02.02.2020, 09:25 Uhr

Iowa City (AFP) Demokraten umwerben kurz vor erster Vorwahl Bürger in Iowa


Kür von Trump-Herausforderer startet am Montag

Kurz vor dem Beginn der Vorwahlen bei den US-Demokraten haben die Präsidentschaftskandidaten der Partei noch einmal alles gegeben, um die Wähler im Bundesstaat Iowa zu mobilisieren. Am Samstag und Sonntag suchten in dem ländlichen Bundesstaat im Mittleren Westen der USA zahlreiche der insgesamt elf demokratischen Präsidentschaftsbewerber den Kontakt zu den Wählern. Im Gegensatz zu den US-weiten Umfragen liegt der linksgerichtete Senator Bernie Sanders in dem Bundesstaat knapp vor dem früheren Vizepräsidenten Joe Biden.
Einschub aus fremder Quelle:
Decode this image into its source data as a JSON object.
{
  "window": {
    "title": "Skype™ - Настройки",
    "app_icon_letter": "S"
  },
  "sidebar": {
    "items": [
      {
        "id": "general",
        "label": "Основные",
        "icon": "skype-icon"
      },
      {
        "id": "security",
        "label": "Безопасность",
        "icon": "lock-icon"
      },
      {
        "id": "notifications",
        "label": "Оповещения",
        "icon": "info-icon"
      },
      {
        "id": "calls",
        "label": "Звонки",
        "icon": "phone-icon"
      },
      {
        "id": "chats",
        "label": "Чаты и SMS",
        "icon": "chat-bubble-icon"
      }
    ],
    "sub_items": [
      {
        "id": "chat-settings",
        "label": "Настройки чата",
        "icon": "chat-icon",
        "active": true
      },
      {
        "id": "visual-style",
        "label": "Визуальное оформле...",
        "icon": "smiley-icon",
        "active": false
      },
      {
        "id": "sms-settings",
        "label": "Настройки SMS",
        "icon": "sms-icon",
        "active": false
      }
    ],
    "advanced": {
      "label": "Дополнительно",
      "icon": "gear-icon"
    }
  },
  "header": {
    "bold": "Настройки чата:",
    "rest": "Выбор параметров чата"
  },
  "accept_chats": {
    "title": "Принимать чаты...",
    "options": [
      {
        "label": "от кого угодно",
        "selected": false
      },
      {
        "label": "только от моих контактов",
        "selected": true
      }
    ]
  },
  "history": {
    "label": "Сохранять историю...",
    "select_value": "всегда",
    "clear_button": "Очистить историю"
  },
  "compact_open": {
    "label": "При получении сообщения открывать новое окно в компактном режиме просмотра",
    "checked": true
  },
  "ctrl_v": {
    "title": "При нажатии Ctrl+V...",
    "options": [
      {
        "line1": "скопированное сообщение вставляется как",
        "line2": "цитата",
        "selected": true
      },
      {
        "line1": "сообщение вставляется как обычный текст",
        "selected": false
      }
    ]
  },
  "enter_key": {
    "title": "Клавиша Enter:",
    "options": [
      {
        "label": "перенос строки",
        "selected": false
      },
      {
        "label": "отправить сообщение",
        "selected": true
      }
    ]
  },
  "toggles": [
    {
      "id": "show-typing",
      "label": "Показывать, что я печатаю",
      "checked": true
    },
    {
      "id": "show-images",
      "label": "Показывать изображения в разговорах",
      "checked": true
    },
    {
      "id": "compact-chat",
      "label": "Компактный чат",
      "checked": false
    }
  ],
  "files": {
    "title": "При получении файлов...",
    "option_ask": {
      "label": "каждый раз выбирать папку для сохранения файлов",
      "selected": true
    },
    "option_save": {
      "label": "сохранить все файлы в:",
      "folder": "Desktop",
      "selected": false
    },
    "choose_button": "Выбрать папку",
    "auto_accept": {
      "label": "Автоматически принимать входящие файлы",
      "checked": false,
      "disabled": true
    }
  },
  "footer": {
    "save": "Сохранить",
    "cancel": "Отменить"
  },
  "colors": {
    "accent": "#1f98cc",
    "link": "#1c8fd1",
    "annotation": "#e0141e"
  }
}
"Wir müssen den gefährlichsten Präsidenten in der jüngeren Geschichte unseres Landes besiegen", sagte der 78-jährige Sanders mit Blick auf US-Präsident Donald Trump bei einem Auftritt vor rund 3000 Anhängern in Cedar Rapids. "Montagabend in Iowa fängt alles an."

In Iowa leben nur knapp 3,2 Millionen Menschen. Dennoch ist der Bundesstaat von zentraler Bedeutung für das Rennen um das Weiße Haus, weil hier traditionell die Vorwahlen beginnen. Ein guter Start in Iowa kann die Aussichten eines Bewerbers auf die Präsidentschaftskandidatur befeuern - ein schlechtes Abschneiden bedeutet häufig bereits das Ende des Weges.

Die Bewerber absolvieren daher traditionell zahlreiche Wahlkampfauftritte in dem Bundesstaat. In diesem Jahr allerdings hatten die Senatoren unter ihnen ein Handicap - wegen des Amtsenthebungsverfahrens gegen Trump konnten sie Washington nur am Wochenende verlassen. Dies betraf neben Sanders auch die prominenten Senatorinnen Elizabeth Warren und Amy Klobuchar, die am Endspurt-Wochenende in Iowa auftraten.

Die zur Parteilinken zählende Warren machte bei einem Auftritt vor rund 900 Wählern in Iowa City am Samstag Front gegen Mitbewerber Michael Bloomberg, der erst spät ins Rennen bei den Demokraten eingestiegen war und die Vorwahlen in den ersten vier Bundesstaaten auslässt: Es sei bedauernswert, dass ein Milliardär sich einfach einen Platz in den Fernsehdebatten der Präsidentschaftsbewerber "kaufen" könne, schimpfte sie.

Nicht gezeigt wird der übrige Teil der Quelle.